Всеволод Гаршин - Избранные рассказы
Первый переход был невелик: от Кишинева до деревни Гаурени всего восемнадцать верст. Однако, с непривычки нести на себе фунтов двадцать пять — тридцать груза, я, добравшись до отведенной нам хаты, сначала даже сесть не мог: прислонился ранцем к стене да так и стоял минут десять в полной амуниции и с ружьем в руках. Один из солдат, идя на кухню за обедом, сжалившись надо мной, взял и мой котелок; но когда он пришел, то застал меня спящим глубоким сном. Я проснулся только в четыре часа утра от нестерпимо резких звуков рожка, игравшего генерал-марш, и через пять минут снова шагал по грязной глинистой дороге, под мелко сыпавшим, точно сквозь сито, дождиком. Передо мною двигалась чья-то серая спина с навьюченным на нее бурым телячьим ранцем, побрякивавшим железным котелком и ружьем на плече; с боков и сзади тоже шли такие же серые фигуры. Первые дни я не мог отличить их друг от друга. 222-й пехотный полк, куда я попал, состоял большею частью из вятских (вячких, как они говорили) и костромских мужиков. Всё широкие, скуластые лица, побуревшие от холода; серые небольшие глаза, белокурые, бесцветные волосы и бороды. Хотя я и помнил несколько фамилий, но кому они принадлежат — не знал. Через две недели я не мог понять, как я мог смешивать двух своих соседей: одного, шедшего рядом со мною, и другого, шедшего рядом с обладателем серой спины, бывшей постоянно перед моими глазами. Я безразлично называл их Федоровым и Житковым и постоянно ошибался, а между тем они были совершенно не похожи друг на друга.

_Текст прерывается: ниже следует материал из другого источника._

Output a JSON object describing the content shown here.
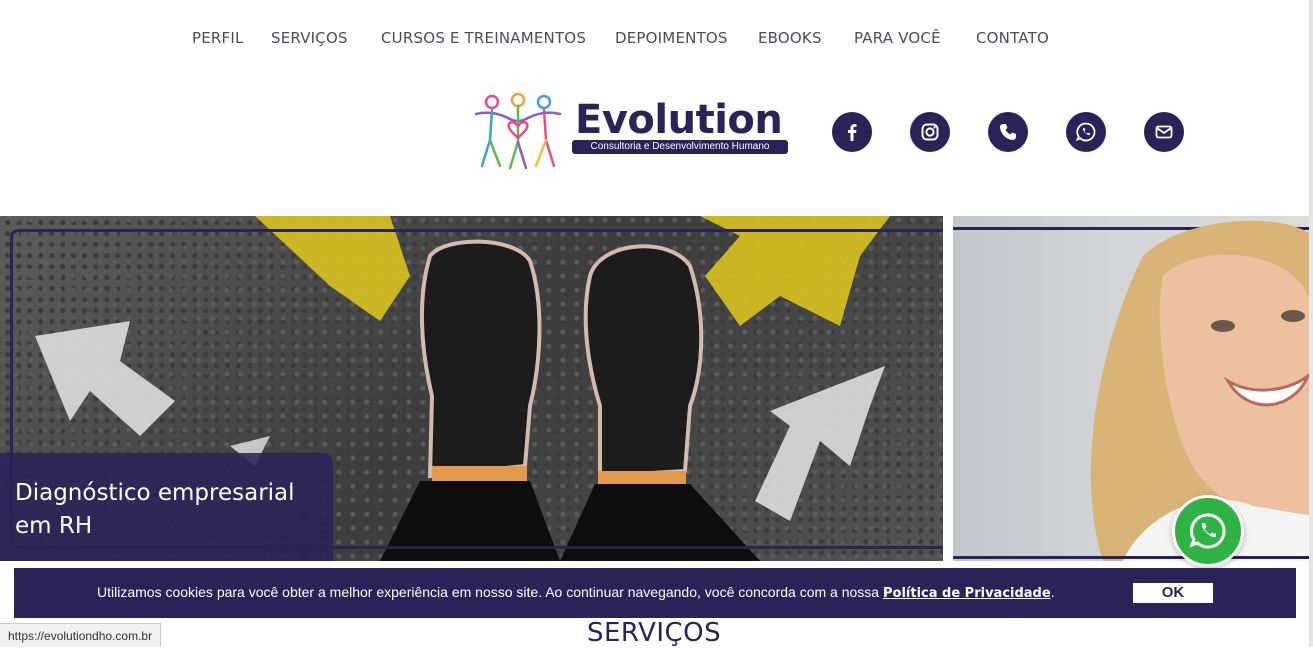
{
  "nav": {
    "items": [
      "PERFIL",
      "SERVIÇOS",
      "CURSOS E TREINAMENTOS",
      "DEPOIMENTOS",
      "EBOOKS",
      "PARA VOCÊ",
      "CONTATO"
    ]
  },
  "logo": {
    "brand": "Evolution",
    "tagline": "Consultoria e Desenvolvimento Humano"
  },
  "social": [
    "facebook-icon",
    "instagram-icon",
    "phone-icon",
    "whatsapp-icon",
    "email-icon"
  ],
  "carousel": {
    "caption": "Diagnóstico empresarial em RH"
  },
  "cookie": {
    "text": "Utilizamos cookies para você obter a melhor experiência em nosso site. Ao continuar navegando, você concorda com a nossa ",
    "link": "Política de Privacidade",
    "suffix": ".",
    "ok": "OK"
  },
  "section": {
    "title": "SERVIÇOS"
  },
  "status_url": "https://evolutiondho.com.br",
  "colors": {
    "brand": "#2b2257",
    "whatsapp": "#2fb344"
  }
}
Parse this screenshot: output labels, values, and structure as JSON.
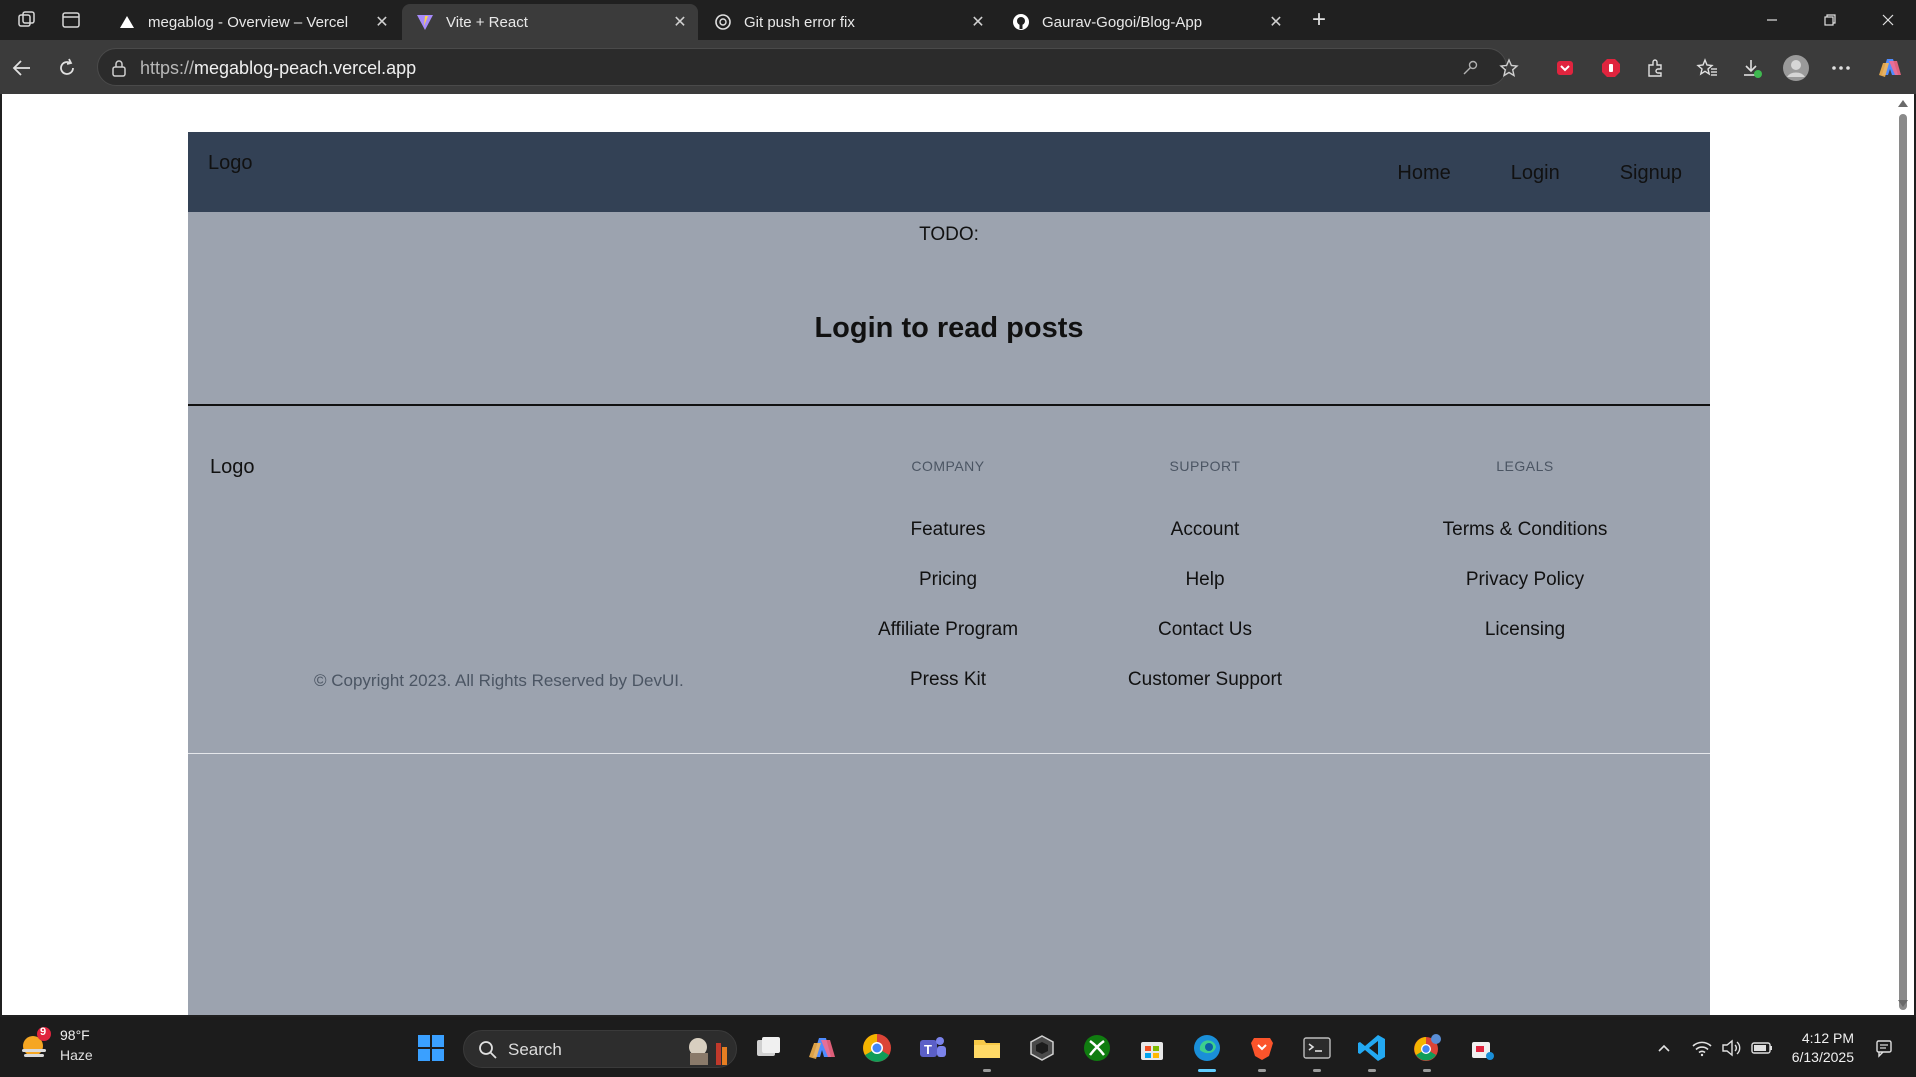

Федоров, ефрейтор, был молодой человек лет двадцати двух, среднего роста, стройно, даже изящно сложенный. У него было правильное, будто выточенное лицо, с очень красиво очерченными носом, губами и подбородком, покрытым белокурой курчавой бородкой, и с веселыми голубыми глазами. Когда кричали: «песенники, вперед!», он бывал запевалой нашей роты и чисто выводил грудным тенором, на высоких нотах прибегая к высочайшему фальцету:
…Царя тре-е-буют в сенат!
Он был уроженец Владимирской губернии, с детства попавший в Петербург. Что редко случается, петербургская «образованность» не испортила его, но только отшлифовала, научив, между прочим, читать газеты и говорить всякие мудреные слова.
— Конечно, Владимир Михайлович, — говорил он мне, — я могу иметь рассуждения больше, чем дядя Житков, так как Питер оказал на меня свое влияние. В Питере цивилизация, а у них в деревне одно незнание и дикость. Но, однако, как они человек пожилой и, можно сказать, виды видевший и перенесший различные превратности судьбы, то я не могу на них орать, например. Ему сорок лет, а мне двадцать третий. Хотя я в роте и ефрейтор.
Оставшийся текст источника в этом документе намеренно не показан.